Ditadura é um estado de poder baseado diretamente na violência, a violência não remete ao punho ou porrete, mas às tropas. Colocar o desarmamento, como os kautskistas queriam, era criar um revisionismo e seguir uma corrente oportunista da pior espécie possível, pois isso é contra tudo que o Socialista verdadeiramente acredita e ao longo deste texto, notaremos diversos contextos que se reafirma o uso do armamento, para alcançar a revolução e como na Ucrânia, o Borotba de forma castrado pelo Estado burguês ucraniano, deixou de formar uma vanguarda revolucionária, que poderia ter impedido o golpe da Euromaidan e ascensão do Imperialismo Ocidental na Ucrânia nos anos de 2014-2021 e a presença do imperialismo Russo em Donbass que ameaça o território Ucraniano.

O argumento que era usado pelos kautskistas para defender o “desarmamento” era que: “É destinada aos atuais governos das grandes potências imperialistas, é do mais vulgar oportunismo, é pacifismo burguês, que na verdade – a despeito das “boas intenções” dos sentimentais kautskistas – serve para distrair os trabalhadores da luta revolucionária.”2

Essa defesa imbuída de falácias lógicas, procurava atingir os operários com o ideal de que os governos burgueses imperialistas não são conectados uns aos outros por milhares de fios do capital financeiro, por dezenas ou centenas de tratados secretos correspondentes(Que abre caminho para uma guerra imperialista).

Este é o mesmo ideal que ilude de forma total a esquerda ocidental atual, mesmo sendo um argumento defendido pelo centrismo europeu alemão do início do Século XX e já tendo sido desmascarado por Vladimir Lênin, tal defesa ainda se mostra evidente nos dias de hoje, com o objetivo de castrar as ferramentas do proletariado, com a falsa ilusão de que não haverá uma guerra imperialista, algo que se mostrou ao longo do século XX e XXI, uma pura mentira, com conflitos como o da atual Ucrânia.

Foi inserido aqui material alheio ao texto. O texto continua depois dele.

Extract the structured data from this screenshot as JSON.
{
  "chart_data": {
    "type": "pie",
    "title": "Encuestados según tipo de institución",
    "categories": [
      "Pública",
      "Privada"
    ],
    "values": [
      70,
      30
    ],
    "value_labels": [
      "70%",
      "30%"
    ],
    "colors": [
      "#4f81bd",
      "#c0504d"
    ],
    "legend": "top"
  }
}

Lênin rebate essa defesa dizendo:

Uma classe oprimida que não se empenha em aprender a usar armas, a adquirir armas, merece apenas ser tratada apenas como escrava. Não podemos, a menos que tenhamos nos tornado pacifistas ou oportunistas burgueses, esquecer que estamos vivendo numa sociedade de classes da qual não há saída, nem pode haver, salvo pela luta de classes e destruição do poder da classe dominante.

Ou seja, o instrumento dos oprimidos deve ser principalmente as armas, pois o seu opressor contará com tropas e armas extremamente avançadas, como notamos nas atuais guerras, com DRONES Bombas que podem no futuro tornar os blindados como um equipamento obsoleto e as Guerras Cibernéticas que são usadas principalmente pela Rússia, EUA e Irsael, e demonstrou ser extremamente eficaz.

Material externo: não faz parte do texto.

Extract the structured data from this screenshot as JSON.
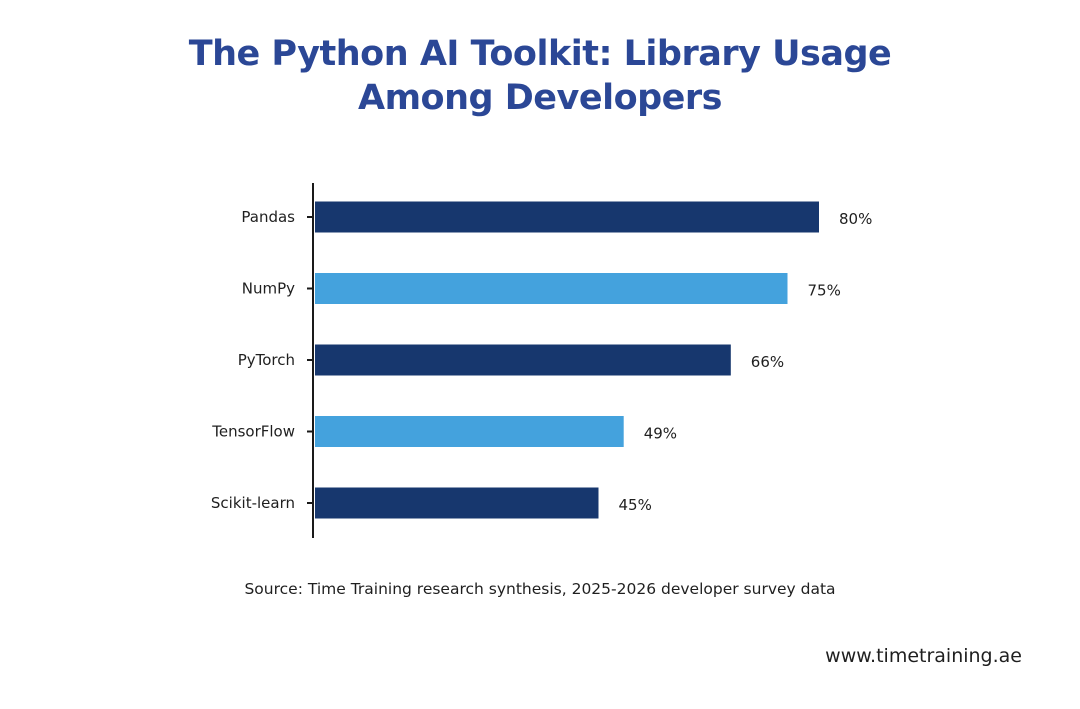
{
  "colors": {
    "title": "#2b4796",
    "dark_bar": "#17376e",
    "light_bar": "#44a2dd",
    "axis": "#1a1a1a"
  },
  "chart_data": {
    "type": "bar",
    "orientation": "horizontal",
    "title_lines": [
      "The Python AI Toolkit: Library Usage",
      "Among Developers"
    ],
    "categories": [
      "Pandas",
      "NumPy",
      "PyTorch",
      "TensorFlow",
      "Scikit-learn"
    ],
    "values": [
      80,
      75,
      66,
      49,
      45
    ],
    "value_labels": [
      "80%",
      "75%",
      "66%",
      "49%",
      "45%"
    ],
    "bar_colors": [
      "#17376e",
      "#44a2dd",
      "#17376e",
      "#44a2dd",
      "#17376e"
    ],
    "xlim": [
      0,
      100
    ],
    "grid": false,
    "legend": "none"
  },
  "footer": {
    "source": "Source: Time Training research synthesis, 2025-2026 developer survey data",
    "website": "www.timetraining.ae"
  }
}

Logo, se a classe oprimida não aprender a usar armas e ter elas em mãos para suas defesas pessoais, por meio de uma desculpa pacifista pregada por oportunistas, negaremos que vivemos em uma sociedade de classes de qual não existe uma saída, se não à revolução e a luta de classes.

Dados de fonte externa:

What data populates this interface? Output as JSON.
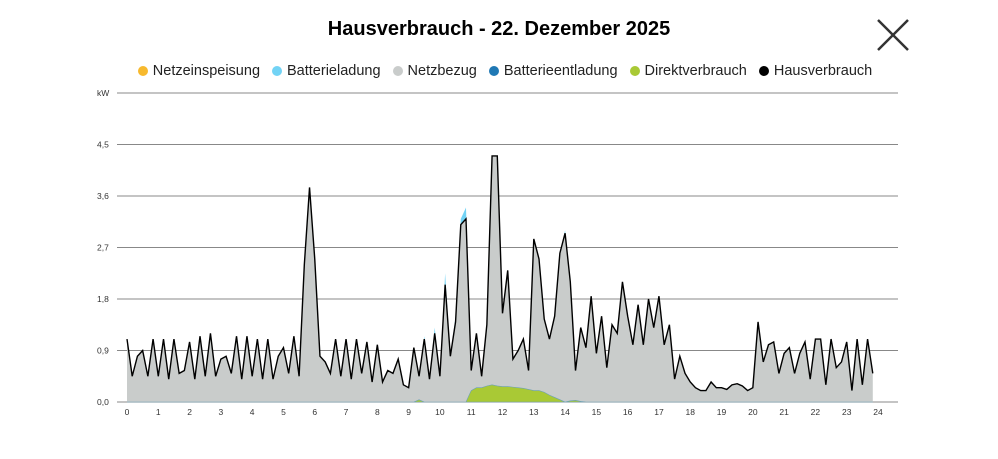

Os “revolucionários” sócio-democratas, insistem em exigir o desarmamento, isso é equivalente ao completo abandono da perspectiva da luta de classes, à renúncia de todo pensamento revolucionário, por estes motivos, a Sócio-Democracia se trata de uma ideologia pseudorevolucionária, oportunista e revisionista, que tem por objetivo a deturpação e abandono da luta de classes e do socialismo científico, não esquecer que a sociedade capitalista é e sempre foi terror sem fim.

A Guerra Reacionária, não por muito deve ser temida, pois cair em desespero pelo seu lema de “Um fim Terrível” é o objetivo das nações imperialistas, por isso que o “desarmamento” deve ser fortemente combatido, pois ele mostra nada mais que o desespero, pois a própria burguesia está pavimentando o caminho para a única guerra legítima e revolucionária, a guerra civil contra o seu imperialismo.

Lênin dentro desta edição ainda diz: Os defensores do desarmamento desaprovam a cláusula sobre a “nação armada” no programa porque, também, ela facilmente leva, alegam, as concessões ao oportunismo.

O oportunismo reconhecido se opõe abertamente à revolução e aos movimentos revolucionários novos e emergentes. Tem alianças diretas com o governo, por mais diversas que sejam essas alianças, desde a aceitação de cargos em vários ministérios até a participação em conselhos militares-industriais. Ou seja, os kautskistas, são muito mais nocivos e perigosos para o movimento operário, porque escondem sua defesa da aliança com os oportunistas abertos sob o verniz do falso marxismo, com plausíveis clichês e slogans pacifistas.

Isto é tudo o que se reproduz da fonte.